Teaching AI to Debug Code Like a Real Developer

Teaching AI to Debug Code Like a Real Developer

Teaching LLMs to Think Like a Debugger, Not Just an Interpreter

TL;DR — Researchers trained language models to simulate debugger commands like breakpoints and "step over," not just run code line-by-line. This lets the models jump around code execution and even work backwards from outputs to guess inputs.

What It Is

Most LLMs trained on code execution learn to predict what happens line-by-line, like watching a movie from start to finish. But that's not how developers actually debug — you set breakpoints, skip over boring functions, and jump to the interesting parts.

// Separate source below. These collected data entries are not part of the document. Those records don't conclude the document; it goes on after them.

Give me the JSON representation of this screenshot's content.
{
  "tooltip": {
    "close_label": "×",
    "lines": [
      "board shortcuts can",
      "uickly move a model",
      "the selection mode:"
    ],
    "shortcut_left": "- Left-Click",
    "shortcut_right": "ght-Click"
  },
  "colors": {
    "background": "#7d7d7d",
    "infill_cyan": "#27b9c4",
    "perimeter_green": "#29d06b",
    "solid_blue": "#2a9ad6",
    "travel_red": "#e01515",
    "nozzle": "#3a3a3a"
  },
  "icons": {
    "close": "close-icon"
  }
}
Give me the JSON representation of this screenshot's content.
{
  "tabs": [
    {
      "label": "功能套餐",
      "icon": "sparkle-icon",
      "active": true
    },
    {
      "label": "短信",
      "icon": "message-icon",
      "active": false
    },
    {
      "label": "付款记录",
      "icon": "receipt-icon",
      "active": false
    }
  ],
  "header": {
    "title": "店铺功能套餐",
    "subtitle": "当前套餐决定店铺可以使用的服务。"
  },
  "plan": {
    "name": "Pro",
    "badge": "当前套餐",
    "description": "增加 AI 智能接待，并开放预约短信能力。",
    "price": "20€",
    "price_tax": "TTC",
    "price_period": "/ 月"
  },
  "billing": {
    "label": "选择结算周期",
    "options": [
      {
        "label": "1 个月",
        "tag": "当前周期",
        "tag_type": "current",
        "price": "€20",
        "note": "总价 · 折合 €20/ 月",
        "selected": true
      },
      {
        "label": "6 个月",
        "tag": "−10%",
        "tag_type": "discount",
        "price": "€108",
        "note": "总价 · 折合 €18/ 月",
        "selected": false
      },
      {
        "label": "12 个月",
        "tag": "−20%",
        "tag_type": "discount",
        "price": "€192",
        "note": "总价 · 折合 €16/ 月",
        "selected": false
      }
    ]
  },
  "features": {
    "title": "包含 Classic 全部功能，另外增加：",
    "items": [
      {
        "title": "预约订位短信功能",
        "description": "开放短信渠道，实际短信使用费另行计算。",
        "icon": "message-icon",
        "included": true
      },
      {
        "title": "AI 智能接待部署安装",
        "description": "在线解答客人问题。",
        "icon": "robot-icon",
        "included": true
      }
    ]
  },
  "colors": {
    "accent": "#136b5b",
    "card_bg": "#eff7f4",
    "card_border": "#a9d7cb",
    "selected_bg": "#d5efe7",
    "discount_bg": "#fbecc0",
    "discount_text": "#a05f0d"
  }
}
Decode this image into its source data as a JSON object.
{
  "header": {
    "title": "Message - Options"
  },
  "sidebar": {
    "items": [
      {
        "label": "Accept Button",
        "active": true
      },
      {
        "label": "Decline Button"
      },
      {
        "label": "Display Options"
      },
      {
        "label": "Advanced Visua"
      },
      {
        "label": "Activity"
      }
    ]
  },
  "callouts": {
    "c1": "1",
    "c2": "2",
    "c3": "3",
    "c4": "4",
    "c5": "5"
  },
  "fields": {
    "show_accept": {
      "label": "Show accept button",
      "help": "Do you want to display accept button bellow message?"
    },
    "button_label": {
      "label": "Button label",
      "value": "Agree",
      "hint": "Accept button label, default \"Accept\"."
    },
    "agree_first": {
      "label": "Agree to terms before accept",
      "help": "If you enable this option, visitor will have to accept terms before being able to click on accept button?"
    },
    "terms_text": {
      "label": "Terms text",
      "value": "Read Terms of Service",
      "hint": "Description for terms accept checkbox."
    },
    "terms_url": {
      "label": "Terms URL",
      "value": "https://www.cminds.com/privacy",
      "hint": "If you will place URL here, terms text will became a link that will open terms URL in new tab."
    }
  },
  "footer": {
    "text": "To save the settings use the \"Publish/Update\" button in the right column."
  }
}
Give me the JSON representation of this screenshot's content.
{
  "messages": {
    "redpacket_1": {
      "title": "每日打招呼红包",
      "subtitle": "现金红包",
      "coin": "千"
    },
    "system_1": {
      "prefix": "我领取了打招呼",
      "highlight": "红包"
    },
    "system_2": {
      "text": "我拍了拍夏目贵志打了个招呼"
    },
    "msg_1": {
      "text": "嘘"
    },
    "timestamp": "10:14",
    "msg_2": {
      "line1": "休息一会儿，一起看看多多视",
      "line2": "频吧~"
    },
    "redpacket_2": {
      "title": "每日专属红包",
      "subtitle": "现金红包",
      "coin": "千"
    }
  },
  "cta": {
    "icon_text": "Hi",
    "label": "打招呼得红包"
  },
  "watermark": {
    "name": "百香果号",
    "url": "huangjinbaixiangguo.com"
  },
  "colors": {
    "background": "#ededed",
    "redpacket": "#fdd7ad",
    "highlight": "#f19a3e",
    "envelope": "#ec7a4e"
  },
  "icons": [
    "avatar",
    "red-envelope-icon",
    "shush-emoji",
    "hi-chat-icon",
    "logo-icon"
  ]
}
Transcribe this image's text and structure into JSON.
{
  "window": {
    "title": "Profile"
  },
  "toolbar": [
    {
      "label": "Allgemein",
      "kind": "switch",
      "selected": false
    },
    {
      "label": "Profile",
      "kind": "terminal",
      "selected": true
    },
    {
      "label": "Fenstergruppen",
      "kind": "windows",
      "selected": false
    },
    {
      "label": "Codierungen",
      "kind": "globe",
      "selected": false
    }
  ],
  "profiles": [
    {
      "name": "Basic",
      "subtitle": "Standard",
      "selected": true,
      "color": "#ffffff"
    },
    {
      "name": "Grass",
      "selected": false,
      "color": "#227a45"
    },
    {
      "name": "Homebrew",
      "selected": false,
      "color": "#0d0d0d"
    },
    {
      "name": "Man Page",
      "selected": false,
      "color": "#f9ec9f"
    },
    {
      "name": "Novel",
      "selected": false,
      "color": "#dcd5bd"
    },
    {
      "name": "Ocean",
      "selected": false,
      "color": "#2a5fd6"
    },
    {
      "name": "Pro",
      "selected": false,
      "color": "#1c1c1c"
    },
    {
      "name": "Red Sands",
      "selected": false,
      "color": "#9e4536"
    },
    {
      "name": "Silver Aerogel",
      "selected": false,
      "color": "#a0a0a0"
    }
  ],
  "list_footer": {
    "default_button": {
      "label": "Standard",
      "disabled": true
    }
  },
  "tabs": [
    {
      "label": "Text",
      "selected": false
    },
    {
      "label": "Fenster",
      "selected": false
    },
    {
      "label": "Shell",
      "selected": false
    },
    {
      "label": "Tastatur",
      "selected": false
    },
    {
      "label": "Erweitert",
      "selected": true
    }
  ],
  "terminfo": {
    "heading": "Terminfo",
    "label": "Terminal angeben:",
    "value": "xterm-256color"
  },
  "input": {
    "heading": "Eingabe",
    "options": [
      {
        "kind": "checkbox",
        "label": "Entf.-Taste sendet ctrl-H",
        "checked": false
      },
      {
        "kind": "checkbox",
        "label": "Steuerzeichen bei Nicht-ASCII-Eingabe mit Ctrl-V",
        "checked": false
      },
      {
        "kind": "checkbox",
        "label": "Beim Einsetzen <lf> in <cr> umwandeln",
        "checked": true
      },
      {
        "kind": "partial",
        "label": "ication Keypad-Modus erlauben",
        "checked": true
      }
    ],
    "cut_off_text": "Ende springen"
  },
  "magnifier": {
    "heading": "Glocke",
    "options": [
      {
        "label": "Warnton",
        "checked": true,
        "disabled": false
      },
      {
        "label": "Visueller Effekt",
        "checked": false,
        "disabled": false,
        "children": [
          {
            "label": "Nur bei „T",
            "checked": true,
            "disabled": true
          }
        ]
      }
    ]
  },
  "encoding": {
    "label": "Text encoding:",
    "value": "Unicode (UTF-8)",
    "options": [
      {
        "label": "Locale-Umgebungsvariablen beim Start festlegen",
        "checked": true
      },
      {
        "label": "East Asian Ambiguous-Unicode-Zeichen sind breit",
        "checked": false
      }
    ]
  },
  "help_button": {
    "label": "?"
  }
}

These researchers built "neural debuggers" by training models on execution traces that include debugger actions. The models learn to predict program state after commands like "step into this function" or "run until line 47." They can even run backwards: given a program's output, they can guess what input produced it. They fine-tuned a 32B parameter model and trained a smaller 1.8B model from scratch, both achieving over 90% accuracy on predicting the next program state after debugger commands.

Why It Matters

  • Faster debugging assistance: Instead of re-running entire programs to test fixes, an AI assistant could instantly simulate "what if I change this variable here?" without actual execution — useful for slow integration tests or cloud deployments.
  • Works on broken code: Traditional debuggers need executable code. Neural debuggers can simulate execution even for incomplete or buggy programs, making them useful for code completion and repair scenarios where you're working with fragments.
  • Inverse execution unlocks new capabilities: The ability to work backwards from outputs to inputs could power new features like "generate test inputs that produce this specific error" or "what input would make this function return null?"

One Thing to Try

If you're building coding agents, consider adding a "simulation" step before actual execution. Have your LLM predict what will happen when code runs (especially for specific edge cases or error conditions) before burning compute on real execution. This is especially valuable in multi-step debugging workflows where you're iterating on fixes.